Puss in boots movie review

The notorious outlaw Puss in Boots (Antonio Banderas), also known as the Gingerhead Man, Chupacabra, the Furry Lover and Frisky Two Times, wasn't always a legend – he had humble origins at a poor orphanage in San Ricardo. It was there that he was taken in by the kindhearted, motherly Imelda (Constance Marie) and befriended by Humpty Alexander Dumpty (Zach Galifianakis), a forward-thinking, inventive dreamer with wild ideas of locating magical beans that could raise an enormous beanstalk to transport them to the castle of a giant. Awaiting them would be peril, glory, and a golden goose that lays solid gold eggs. Their childhood quest was fruitless, however, and instead they both started down a path of petty thievery – until a tragic night separated them for more than a decade.

During the Festival of the Fire celebration, Puss in Boots is approached by Kitty Softpaws (Salma Hayek), a highly skilled burglar, swordswoman, dancer and seducer, to aid in the recovery of the genuine magic beans. Her boss is Humpty Dumpty, and although Puss reluctantly agrees to join the group, he refuses to forgive the over-sized egg for the past events that split them up. The first step in their plan is to acquire the glowing green legumes from the repugnant duo Jack (Billy Bob Thornton) and Jill (Amy Sedaris), which could be so dangerous they might not be able to proceed further.
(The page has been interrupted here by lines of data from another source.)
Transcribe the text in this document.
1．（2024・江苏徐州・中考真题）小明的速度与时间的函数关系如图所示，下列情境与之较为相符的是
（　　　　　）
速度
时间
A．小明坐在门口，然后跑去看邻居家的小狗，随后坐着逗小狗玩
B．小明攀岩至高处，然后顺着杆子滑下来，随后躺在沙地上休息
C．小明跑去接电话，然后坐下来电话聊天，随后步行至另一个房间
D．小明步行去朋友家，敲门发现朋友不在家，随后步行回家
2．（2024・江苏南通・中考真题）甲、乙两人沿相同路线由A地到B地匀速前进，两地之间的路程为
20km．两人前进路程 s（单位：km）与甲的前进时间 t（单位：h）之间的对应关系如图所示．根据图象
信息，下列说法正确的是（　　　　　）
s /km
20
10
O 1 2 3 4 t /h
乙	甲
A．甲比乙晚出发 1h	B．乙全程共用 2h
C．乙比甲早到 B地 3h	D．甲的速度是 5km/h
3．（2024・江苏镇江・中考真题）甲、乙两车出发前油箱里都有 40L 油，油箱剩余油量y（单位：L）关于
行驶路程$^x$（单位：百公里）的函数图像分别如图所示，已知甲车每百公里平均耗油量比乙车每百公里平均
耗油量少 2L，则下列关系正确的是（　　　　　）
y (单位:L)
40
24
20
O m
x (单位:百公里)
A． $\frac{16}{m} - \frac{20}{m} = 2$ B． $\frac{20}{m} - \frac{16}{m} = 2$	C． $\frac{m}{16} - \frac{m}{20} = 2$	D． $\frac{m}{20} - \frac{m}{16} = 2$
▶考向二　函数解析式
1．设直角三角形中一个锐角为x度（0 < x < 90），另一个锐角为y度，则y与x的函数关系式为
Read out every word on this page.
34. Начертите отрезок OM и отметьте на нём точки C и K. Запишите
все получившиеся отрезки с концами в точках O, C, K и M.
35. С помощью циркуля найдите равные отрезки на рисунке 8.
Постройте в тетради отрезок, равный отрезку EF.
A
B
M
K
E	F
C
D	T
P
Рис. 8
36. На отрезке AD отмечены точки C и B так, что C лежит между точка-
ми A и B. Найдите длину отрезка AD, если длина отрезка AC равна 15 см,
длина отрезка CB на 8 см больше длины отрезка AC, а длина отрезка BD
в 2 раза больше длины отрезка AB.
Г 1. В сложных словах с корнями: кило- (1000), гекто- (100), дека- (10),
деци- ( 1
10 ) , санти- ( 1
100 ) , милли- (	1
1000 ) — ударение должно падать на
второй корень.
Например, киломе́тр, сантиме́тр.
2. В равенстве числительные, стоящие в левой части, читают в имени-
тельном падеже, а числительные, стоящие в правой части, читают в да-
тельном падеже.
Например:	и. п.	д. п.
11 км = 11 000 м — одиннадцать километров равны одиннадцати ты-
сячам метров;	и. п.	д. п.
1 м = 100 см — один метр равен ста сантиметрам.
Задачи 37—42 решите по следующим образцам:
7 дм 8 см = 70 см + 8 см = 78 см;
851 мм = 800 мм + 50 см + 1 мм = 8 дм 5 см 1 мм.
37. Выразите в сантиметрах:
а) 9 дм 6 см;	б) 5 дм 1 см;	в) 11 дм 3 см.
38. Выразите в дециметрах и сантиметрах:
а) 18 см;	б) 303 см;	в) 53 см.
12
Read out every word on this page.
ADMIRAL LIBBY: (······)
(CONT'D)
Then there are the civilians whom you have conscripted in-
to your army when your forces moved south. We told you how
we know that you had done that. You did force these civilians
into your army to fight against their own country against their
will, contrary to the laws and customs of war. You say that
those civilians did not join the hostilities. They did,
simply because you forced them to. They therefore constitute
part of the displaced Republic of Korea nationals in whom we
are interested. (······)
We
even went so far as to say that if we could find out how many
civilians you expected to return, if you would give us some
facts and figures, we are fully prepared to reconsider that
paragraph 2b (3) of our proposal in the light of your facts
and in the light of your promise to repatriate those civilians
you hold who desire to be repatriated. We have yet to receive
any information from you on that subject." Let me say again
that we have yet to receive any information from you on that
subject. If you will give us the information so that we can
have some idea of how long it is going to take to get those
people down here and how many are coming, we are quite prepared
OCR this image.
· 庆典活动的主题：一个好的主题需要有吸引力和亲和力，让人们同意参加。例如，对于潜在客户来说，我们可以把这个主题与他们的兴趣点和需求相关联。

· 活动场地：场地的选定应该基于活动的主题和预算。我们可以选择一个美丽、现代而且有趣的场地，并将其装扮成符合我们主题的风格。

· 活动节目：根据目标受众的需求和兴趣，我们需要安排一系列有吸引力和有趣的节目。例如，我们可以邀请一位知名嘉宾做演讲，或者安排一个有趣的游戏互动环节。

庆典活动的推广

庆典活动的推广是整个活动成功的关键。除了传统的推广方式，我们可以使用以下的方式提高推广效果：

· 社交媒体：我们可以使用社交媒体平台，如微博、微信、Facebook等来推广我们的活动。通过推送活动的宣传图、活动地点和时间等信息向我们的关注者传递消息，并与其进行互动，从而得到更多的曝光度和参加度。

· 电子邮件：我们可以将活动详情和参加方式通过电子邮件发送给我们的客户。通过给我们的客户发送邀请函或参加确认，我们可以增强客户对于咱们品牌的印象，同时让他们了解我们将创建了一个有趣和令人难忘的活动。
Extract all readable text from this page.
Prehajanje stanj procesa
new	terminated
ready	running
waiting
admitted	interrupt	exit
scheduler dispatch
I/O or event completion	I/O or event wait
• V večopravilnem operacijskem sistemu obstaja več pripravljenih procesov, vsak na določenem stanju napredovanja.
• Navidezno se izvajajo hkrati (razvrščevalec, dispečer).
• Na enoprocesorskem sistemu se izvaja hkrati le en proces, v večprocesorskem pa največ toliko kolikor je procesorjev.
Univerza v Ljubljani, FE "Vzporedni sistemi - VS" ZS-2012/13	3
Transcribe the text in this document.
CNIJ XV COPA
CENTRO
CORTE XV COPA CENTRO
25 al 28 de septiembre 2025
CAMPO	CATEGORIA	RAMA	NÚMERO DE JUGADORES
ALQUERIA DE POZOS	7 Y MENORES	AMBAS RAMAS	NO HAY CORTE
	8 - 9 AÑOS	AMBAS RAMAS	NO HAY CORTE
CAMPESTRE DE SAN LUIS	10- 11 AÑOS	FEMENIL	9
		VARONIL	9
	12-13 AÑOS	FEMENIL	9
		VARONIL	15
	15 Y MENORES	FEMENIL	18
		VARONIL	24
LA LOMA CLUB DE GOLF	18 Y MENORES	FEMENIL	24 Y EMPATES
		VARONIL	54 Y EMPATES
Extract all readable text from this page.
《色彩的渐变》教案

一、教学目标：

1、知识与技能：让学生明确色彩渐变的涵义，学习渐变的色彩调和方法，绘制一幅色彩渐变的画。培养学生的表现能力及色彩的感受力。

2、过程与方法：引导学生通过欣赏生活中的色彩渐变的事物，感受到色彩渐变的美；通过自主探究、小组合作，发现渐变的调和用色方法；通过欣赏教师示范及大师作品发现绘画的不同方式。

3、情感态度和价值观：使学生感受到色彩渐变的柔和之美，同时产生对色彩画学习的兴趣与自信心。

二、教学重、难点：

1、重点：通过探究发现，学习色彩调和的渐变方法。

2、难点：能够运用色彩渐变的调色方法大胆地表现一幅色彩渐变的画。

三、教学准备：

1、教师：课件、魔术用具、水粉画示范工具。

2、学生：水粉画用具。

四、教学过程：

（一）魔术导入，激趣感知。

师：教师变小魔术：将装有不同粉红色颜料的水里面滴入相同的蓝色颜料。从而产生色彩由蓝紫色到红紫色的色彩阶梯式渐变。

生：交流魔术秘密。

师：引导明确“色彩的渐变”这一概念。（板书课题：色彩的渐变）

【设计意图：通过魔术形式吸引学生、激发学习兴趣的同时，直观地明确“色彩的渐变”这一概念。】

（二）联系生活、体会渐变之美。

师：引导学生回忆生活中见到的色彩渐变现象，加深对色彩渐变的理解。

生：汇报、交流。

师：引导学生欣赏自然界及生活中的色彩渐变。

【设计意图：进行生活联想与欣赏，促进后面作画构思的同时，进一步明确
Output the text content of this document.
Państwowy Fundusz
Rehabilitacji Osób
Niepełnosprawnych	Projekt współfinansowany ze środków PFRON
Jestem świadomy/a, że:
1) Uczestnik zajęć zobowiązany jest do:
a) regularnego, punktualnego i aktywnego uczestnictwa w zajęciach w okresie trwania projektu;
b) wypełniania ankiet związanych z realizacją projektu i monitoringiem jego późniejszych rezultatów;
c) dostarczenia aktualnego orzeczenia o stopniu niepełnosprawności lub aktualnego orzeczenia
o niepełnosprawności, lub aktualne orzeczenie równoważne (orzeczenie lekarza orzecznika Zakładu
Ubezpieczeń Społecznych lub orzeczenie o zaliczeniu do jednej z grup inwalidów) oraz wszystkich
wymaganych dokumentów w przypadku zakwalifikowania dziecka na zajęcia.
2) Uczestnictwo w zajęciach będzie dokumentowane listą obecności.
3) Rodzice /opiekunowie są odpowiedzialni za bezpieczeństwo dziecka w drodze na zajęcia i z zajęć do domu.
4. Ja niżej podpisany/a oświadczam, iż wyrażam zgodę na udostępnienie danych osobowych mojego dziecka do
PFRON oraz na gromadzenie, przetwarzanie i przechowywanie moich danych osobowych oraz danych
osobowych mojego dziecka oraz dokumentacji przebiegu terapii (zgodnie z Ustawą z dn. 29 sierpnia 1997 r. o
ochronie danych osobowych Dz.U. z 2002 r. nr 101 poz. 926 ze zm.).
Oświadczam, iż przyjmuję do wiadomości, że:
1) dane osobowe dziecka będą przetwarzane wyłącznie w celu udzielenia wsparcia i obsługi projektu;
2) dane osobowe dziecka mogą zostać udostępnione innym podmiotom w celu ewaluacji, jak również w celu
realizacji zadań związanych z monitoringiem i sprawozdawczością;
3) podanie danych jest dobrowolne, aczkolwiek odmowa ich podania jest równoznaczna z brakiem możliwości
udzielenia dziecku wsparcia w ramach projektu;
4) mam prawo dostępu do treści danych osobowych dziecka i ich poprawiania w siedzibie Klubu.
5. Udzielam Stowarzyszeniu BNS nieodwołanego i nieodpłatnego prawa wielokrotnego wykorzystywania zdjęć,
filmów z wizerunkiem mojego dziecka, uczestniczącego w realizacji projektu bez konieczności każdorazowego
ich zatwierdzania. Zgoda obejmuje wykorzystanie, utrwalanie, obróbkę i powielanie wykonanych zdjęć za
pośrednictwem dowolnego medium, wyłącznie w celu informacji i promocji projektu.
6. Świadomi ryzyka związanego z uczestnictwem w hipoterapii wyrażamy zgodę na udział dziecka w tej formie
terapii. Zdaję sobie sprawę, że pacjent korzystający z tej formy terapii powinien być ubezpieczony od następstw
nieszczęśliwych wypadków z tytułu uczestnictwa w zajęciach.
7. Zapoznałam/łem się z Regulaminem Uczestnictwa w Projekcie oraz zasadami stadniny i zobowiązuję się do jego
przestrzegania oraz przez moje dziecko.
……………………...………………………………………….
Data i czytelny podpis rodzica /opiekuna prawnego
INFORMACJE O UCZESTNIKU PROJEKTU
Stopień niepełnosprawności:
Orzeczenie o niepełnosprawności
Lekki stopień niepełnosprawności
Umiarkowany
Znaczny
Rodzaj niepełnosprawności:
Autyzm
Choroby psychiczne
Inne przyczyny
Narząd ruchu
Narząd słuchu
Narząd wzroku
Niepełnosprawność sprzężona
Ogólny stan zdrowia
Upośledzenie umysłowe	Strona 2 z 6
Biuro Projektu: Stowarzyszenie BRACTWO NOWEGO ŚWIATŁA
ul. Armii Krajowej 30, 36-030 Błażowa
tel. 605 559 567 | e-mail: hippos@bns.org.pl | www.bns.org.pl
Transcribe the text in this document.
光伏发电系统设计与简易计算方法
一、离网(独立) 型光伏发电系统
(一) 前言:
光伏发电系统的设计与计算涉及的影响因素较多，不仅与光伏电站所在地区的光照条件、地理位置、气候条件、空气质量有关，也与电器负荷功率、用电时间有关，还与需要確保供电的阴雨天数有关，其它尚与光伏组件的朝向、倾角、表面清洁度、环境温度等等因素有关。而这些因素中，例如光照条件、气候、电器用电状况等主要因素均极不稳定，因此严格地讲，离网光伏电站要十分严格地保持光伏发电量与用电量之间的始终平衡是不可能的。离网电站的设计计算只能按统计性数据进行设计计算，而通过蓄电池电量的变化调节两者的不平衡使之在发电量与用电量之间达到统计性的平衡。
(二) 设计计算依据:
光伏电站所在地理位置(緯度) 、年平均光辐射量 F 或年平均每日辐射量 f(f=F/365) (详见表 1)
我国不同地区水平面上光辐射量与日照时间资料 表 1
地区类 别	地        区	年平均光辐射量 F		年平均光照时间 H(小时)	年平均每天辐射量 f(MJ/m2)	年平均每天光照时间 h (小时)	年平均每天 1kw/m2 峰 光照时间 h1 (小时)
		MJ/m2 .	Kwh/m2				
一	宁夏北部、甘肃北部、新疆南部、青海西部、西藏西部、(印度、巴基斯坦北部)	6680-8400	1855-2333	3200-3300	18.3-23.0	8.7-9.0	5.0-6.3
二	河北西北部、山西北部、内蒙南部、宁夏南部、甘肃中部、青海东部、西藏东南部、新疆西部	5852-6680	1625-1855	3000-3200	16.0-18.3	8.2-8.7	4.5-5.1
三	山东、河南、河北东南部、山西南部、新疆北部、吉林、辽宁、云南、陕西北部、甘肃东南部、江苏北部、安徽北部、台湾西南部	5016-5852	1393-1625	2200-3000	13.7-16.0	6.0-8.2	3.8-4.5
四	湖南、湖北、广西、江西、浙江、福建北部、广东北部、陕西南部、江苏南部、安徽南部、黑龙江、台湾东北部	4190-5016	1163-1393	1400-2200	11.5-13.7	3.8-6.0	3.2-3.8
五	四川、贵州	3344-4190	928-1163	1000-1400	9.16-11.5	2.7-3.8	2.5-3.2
You'd think that Puss' clunky boots would interfere with his ability to always land on his feet, scale buildings, and engage in all sorts of swashbuckling activities, but instead they're a significant part of the visual comedy and character design that makes the film such a striking work. There are also plenty of cute cat jokes and gags that contrast Puss' ferociousness with his diminutive frame and preference for gently lapping leche with his tiny tongue (along with his signature eye-swelling, hypnotic negotiating). A particularly funny dance fight, inspired editing to mimic live action movie-making, Dumpty's hilariously awkward image and background cats with strange voices ("Ohhh Cat" by Robert Persichetti Jr. being the best) are all elements that showcase the creators' clever artistry.

The laughs are mostly derived from situational comedy that makes Puss in Boots more universal than Shrek's pop-culture-heavy referential skits. The script edges in adult content too, subtly hinting at sexual innuendo, inappropriate tattoos, drugs, egg genitalia and nudity (completely inconspicuous to children), as well as darker themes of betrayal, imprisonment and death. But its overt adorableness subdues any negativity. The animation itself is of a superlative quality and the level of fast-paced action is superior to the last couple of Shrek sequels, with awe-inspiring visuals, complex stunts and truly suspenseful adventure, smartly utilizing a supporting role that never once hinted at the irritating nature of Donkey. Puss in Boots definitely deserved a film of his own and the lack of Shrek doesn't diminish the entertainment value in the least.